Jakarta,WBN- Setiap tugas adalah sebuah tantangan yang harus diselesaikan secara tuntas, dan memang punya prinsip untuk menuntaskan setiap tugas secara komprehensif dan terintegrasi. Begitu pula saat mendapat tugas langsung dari Presiden Joko Widodo untuk fokus mengawal secara ketat perkembangan penanganan kasus COVID-19 di 8 Provinsi, yang memiliki jumlah kumulatif kasus tertinggi, ungkap Luhut Binsar Panjaitan.

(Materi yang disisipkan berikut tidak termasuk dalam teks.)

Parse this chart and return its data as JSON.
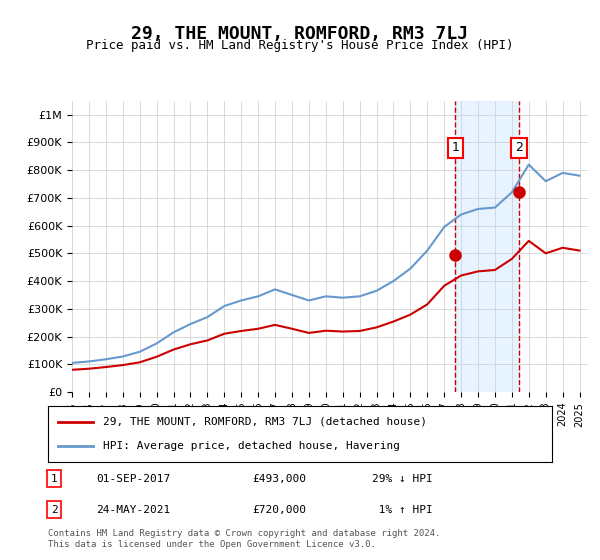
{
  "title": "29, THE MOUNT, ROMFORD, RM3 7LJ",
  "subtitle": "Price paid vs. HM Land Registry's House Price Index (HPI)",
  "hpi_color": "#6699cc",
  "price_color": "#cc0000",
  "marker_color": "#cc0000",
  "vline_color": "#cc0000",
  "shade_color": "#ddeeff",
  "bg_color": "#ffffff",
  "grid_color": "#cccccc",
  "ylim": [
    0,
    1050000
  ],
  "yticks": [
    0,
    100000,
    200000,
    300000,
    400000,
    500000,
    600000,
    700000,
    800000,
    900000,
    1000000
  ],
  "ytick_labels": [
    "£0",
    "£100K",
    "£200K",
    "£300K",
    "£400K",
    "£500K",
    "£600K",
    "£700K",
    "£800K",
    "£900K",
    "£1M"
  ],
  "sale1_date_idx": 22.67,
  "sale1_price": 493000,
  "sale1_label": "1",
  "sale2_date_idx": 26.39,
  "sale2_price": 720000,
  "sale2_label": "2",
  "legend_line1": "29, THE MOUNT, ROMFORD, RM3 7LJ (detached house)",
  "legend_line2": "HPI: Average price, detached house, Havering",
  "table_row1": "1    01-SEP-2017         £493,000        29% ↓ HPI",
  "table_row2": "2    24-MAY-2021         £720,000          1% ↑ HPI",
  "footer": "Contains HM Land Registry data © Crown copyright and database right 2024.\nThis data is licensed under the Open Government Licence v3.0.",
  "hpi_years": [
    1995,
    1996,
    1997,
    1998,
    1999,
    2000,
    2001,
    2002,
    2003,
    2004,
    2005,
    2006,
    2007,
    2008,
    2009,
    2010,
    2011,
    2012,
    2013,
    2014,
    2015,
    2016,
    2017,
    2018,
    2019,
    2020,
    2021,
    2022,
    2023,
    2024,
    2025
  ],
  "hpi_values": [
    105000,
    110000,
    118000,
    128000,
    145000,
    175000,
    215000,
    245000,
    270000,
    310000,
    330000,
    345000,
    370000,
    350000,
    330000,
    345000,
    340000,
    345000,
    365000,
    400000,
    445000,
    510000,
    595000,
    640000,
    660000,
    665000,
    720000,
    820000,
    760000,
    790000,
    780000
  ],
  "price_years": [
    1995,
    1996,
    1997,
    1998,
    1999,
    2000,
    2001,
    2002,
    2003,
    2004,
    2005,
    2006,
    2007,
    2008,
    2009,
    2010,
    2011,
    2012,
    2013,
    2014,
    2015,
    2016,
    2017,
    2018,
    2019,
    2020,
    2021,
    2022,
    2023,
    2024,
    2025
  ],
  "price_values": [
    80000,
    84000,
    90000,
    97000,
    107000,
    127000,
    153000,
    172000,
    186000,
    210000,
    220000,
    228000,
    242000,
    228000,
    213000,
    221000,
    218000,
    220000,
    233000,
    254000,
    279000,
    316000,
    383000,
    420000,
    435000,
    440000,
    480000,
    545000,
    500000,
    520000,
    510000
  ]
}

“Setelah mendapat mandat penting ini, saya langsung berkoordinasi bersama Pemprov DKI, Jabar, Jateng, dan Jatim lewat Rakor Lanjutan yang dilaksanakan hari ini dan akan diikuti empat Provinsi lainnya pada esok hari. Satu pesan Presiden yang disampaikan kepada saya dan jajaran Lembaga dan Kementerian terkait yang diberi tugas saat itu adalah untuk menurunkan jumlah kasus dalam waktu dua minggu. Saya menganggap ini sebagai tugas yang cukup menantang mengingat ketiga provinsi tersebut punya tren angka kenaikan jumlah kasus yang cukup tinggi diantara provinsi lainnya di Indonesia”terangnya.

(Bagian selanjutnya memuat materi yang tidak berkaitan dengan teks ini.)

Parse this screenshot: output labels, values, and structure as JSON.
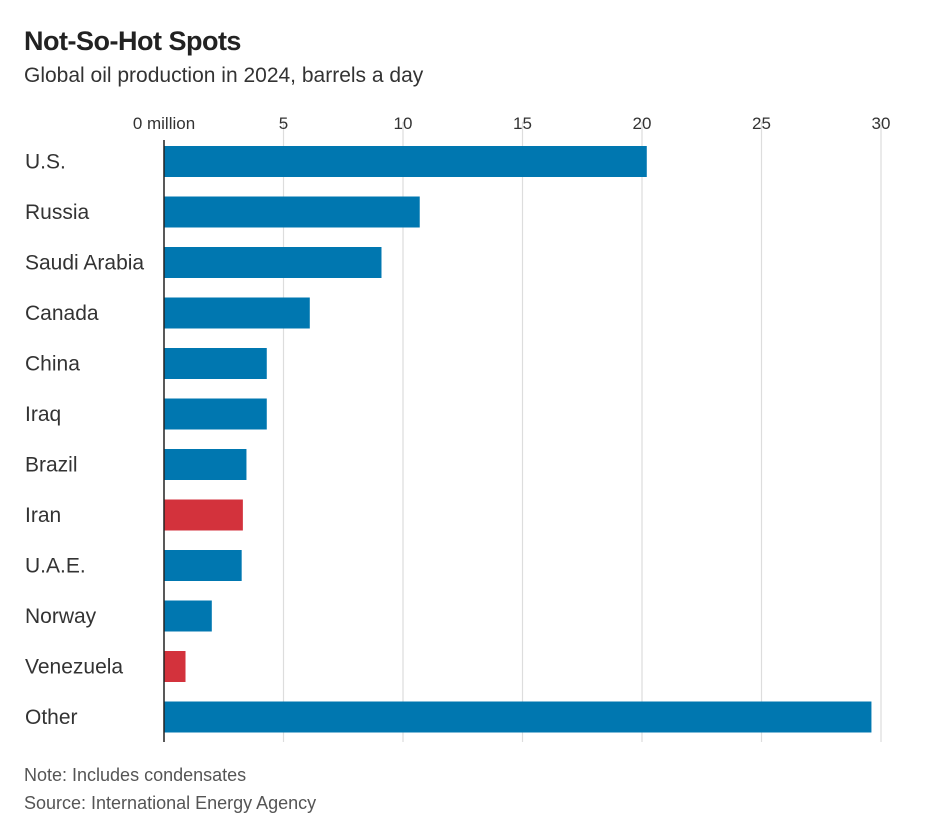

“Saya memilih untuk melakukan dua hal. Pertama, memaksimalkan peran TNI dan Polri dalam membantu Gubernur. Saya meminta Pangdam dan Kapolda benar-benar membantu Gubernur dan terlibat aktif dalam meningkatkan kedisiplinan masyarakat, karena inilah yang benar-benar kita butuhkan. Kepada masing-masing kepala daerah, saya meminta fokus pada titik-titik rawan atau “zona merah” di masing-masing daerah untuk dilakukan penanggulangan lewat Kerjasama yang sinergis antara Pangdam dan Kapolda bersama para Gubernur sehingga nantinya akan langsung menentukan titik rawan yang perlu dilakukan penegakan disiplin protokol kesehatan,ujar Luhut Binsar Panjaitan.

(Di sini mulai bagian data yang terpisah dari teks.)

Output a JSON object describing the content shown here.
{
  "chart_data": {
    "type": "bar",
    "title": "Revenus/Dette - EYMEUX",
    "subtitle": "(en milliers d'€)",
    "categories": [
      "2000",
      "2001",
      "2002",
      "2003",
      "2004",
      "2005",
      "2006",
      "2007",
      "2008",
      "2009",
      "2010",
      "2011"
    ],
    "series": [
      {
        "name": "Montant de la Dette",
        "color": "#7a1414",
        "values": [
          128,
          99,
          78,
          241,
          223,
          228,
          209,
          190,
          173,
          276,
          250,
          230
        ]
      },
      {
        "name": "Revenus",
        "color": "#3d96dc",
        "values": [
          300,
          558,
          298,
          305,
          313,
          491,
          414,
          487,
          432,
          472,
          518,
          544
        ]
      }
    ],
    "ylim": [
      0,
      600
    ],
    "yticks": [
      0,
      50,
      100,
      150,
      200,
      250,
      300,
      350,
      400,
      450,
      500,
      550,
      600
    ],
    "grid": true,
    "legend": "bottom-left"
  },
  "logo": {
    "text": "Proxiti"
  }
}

“Kedua, saya meminta kepada Pangdam dan Kapolda untuk mengecek keakuratan setiap data di masing-masing kabupaten dan kota yang menunjukkan variable jumlah kasus, jumlah angka kesembuhan, tingkat kematian. Juga data untuk masing-masing kluster penyebaran yang diklasifikasikan menjadi beberapa sub kluster besar ; Perkantoran, Keluarga, Pasar, maupun titik-titik keramaian yang lain. Karena ternyata setelah saya teliti, ada banyak kasus OTG yang masih berada di rumah sakit. Hal ini menurut saya menghambat beberapa pasien yang bergejala berat. Saya juga memandang pentingnya sinkronisasi data berupa angka antara Kemenkes dan Dinas Kesehatan di beberapa daerah, data ini tidak boleh berbeda karena akan berkaitan dengan langkah kebijakan yang diambil pun nantinya juga akan berbeda. Saya ingin tidak ada manipulasi angka di lapangan, harus angka asli alias “real number” karena ini berhubungan dengan pembuatan rencana pembangunan pusat-pusat karantina untuk isolasi pasien OTG dan gejala ringan terutama di DKI Jakarta. Demi menghindari isolasi mandiri di rumah yang berpotensi menularkan penyakit kepada keluarga yang lain”,ungkapnya.

“Saya ingin seluruh pimpinan daerah tidak segan mengambil kebijakan dan tindakan yang tegas dan keras untuk mendisiplinkan penerapan protokol kesehatan, guna mencegah jumlah kasus yg terus bertambah. Dalam kesempatan ini pula, saya dan para Gubernur bersepakat untuk kompak menanggulangi pandemi ini, jangan sampai ada yang saling menyalahkan. Meskipun ada perbedaan satu maupun dua data terkait penanganan pandemi, ini adalah hal yang biasa dan bisa diselesaikan dengan koordinasi dan sinergi yang tertib. Karena yang lebih penting adalah keselamatan jiwa seluruh masyarakat Indonesia. Saya juga sampaikan untuk menjaga sinergi dan koordinasi ini selama 3 bulan ke depan sampai kita mendapatkan vaksin yang kurang lebih jumlahnya sekitar 30 juta dosis dan kira-kira akan tersedia di bulan November-Desember. Saya juga berencana akan mengunjungi beberapa titik pengawasan dan pengetatan yang tersebar di 8 provinsi tersebut. Untuk itu saya minta kepada masing-masing daerah agar mengkaji peraturan pembatasan sosial secara ketat, saya ingin tidak ada kegiatan yang melibatkan keramaian dan juga meminta untuk dilakukan pembubaran kerumunan pada jam waktu tertentu”,jelasnya.

“Di akhir, saya tak henti-hentinya mengingatkan seluruh masyarakat Indonesia untuk lebih disiplin dalam mematuhi protokol kesehatan yang berlaku. Mencuci tangan, memakai masker, dan menjauhi kerumunan bukan lagi sebuah himbauan, melainkan sebuah kewajiban yang harus kita lakukan selama beberapa bulan ke depan. Karena dengan mematuhi protokol kesehatan secara disiplin, bersatu untuk saling menjaga keselamatan satu sama lain, kita bisa membantu ibu pertiwi untuk pulih dari pandemi”, kunci Luhut Binsar Panjaitan.